When Trent finds a measly dollar, the family stretches it, along with ten cents from the seat of the car, to split lunch at McDonald's, making this the "How We Eat" scene from the title. It's clear that nothing taking place on this day is unusual for the family. The entire day is the "before" in Trent's life.

I kept waiting for the explosive action, thinking there were hints of what it might be. Trent had a stash at home of $126 dollars he'd managed to keep hidden from his mother by stuffing it in a Ziploc bag and taping the bag inside the toilet, like he'd seen drug dealers do on TV. I thought Brenda would discover it. But that's not what happens.

Instead, the explosive event happens late in act four, leading to a very quick catharsis and resolution in a short act five. Brenda gets in a brawl at the second thrift store and needs to leave before the cops come. She hauls Trent out to the car, wet pants and all (because she has refused to help him figure out where he can go), leaving sister Lizzie behind. Trent, thinking that Lizzie will be killed by the serial killer he imagines in his head, jumps out of the car and goes back to get her. One sentence is both Trent's transformation and the action he takes based on the transformation: "This story, these images of Lizzie and the strange man, take residence in my gut and sit there like a tumor, so when we stop for a red light at Prince Road, I open the door, jump out of the car, and hurry down the dirt shoulder back towards Goodwill." From that point, there are only two more sentences in the story. We're done.

I've spent a lot of time reading fiction "how-to" books over the last few years. I'm always amazed at how much standard advice both does and does not help a writer to create a great story. On the one hand, you'll never go wrong doing things the traditional way. The O.Henry story just before "How We Eat" in the anthology, "Nights in Logar," very much follows traditional advice by starting as close to the disruptive event as possible. In fact, it starts with the event rather than before it, as the boys are already headed out to find the dog from the beginning. We get the "before" filled in for us as they're making plans to go and setting out. But "How We Eat" defies this pattern by instead dropping a time bomb quietly into the narrative and waiting until the end to set it off.

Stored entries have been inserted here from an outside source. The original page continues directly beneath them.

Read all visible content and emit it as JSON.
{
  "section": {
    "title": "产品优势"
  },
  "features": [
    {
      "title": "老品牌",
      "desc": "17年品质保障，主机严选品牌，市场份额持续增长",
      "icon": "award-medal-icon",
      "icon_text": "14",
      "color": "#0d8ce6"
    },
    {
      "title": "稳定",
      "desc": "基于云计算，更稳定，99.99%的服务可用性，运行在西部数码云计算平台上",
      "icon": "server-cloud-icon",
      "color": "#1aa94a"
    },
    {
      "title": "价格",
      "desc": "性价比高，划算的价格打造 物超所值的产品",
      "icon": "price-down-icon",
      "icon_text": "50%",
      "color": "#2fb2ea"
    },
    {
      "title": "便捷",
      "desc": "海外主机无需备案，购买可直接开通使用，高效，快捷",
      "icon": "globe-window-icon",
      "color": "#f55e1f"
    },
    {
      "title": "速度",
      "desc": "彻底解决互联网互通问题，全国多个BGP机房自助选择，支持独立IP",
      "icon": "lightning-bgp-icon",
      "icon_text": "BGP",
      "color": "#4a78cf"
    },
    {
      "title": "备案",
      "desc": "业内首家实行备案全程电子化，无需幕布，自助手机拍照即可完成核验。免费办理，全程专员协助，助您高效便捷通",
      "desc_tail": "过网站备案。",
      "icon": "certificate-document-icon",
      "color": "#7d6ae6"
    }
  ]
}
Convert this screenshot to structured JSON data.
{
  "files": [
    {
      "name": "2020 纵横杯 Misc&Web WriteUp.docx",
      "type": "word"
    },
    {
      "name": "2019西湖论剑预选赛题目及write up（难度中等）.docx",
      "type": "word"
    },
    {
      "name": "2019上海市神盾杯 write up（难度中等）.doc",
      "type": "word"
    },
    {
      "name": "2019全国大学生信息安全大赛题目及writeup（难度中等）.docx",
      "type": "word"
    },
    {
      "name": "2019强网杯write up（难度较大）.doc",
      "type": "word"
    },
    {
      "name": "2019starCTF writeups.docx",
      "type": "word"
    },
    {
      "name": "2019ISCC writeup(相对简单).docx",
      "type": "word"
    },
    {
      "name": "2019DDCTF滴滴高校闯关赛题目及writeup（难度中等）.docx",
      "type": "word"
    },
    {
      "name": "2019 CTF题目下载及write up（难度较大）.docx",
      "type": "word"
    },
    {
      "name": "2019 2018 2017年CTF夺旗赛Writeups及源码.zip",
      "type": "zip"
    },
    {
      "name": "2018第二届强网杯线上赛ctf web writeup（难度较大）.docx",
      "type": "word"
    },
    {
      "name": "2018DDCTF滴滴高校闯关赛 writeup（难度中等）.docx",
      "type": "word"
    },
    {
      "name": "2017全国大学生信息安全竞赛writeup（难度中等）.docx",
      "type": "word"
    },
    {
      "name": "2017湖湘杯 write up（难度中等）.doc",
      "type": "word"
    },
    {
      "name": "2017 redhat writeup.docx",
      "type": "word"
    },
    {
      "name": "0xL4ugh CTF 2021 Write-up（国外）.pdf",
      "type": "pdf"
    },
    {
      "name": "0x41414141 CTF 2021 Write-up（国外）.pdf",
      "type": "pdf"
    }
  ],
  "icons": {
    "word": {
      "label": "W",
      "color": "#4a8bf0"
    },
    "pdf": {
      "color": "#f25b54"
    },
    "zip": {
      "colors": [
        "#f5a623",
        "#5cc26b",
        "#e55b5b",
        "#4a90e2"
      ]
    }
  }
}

You could, of course, look at this as still being traditional. The "before" is the totality of Trent and Lizzie's shitty lives, the disruptive event is a day at the thrift stores, and acts two and three represent Trent's attempts to continue to make the status quo work, which only fails to be possible when the shittiness of the status quo gets ratcheted up in the finale. But to me, it felt like one, long crescendo to a final explosion.

That put a lot of pressure on the narrative to have a compelling status quo, one that the reader can stay with even while the disruption is being kept at bay. Poirier was very much up to the task.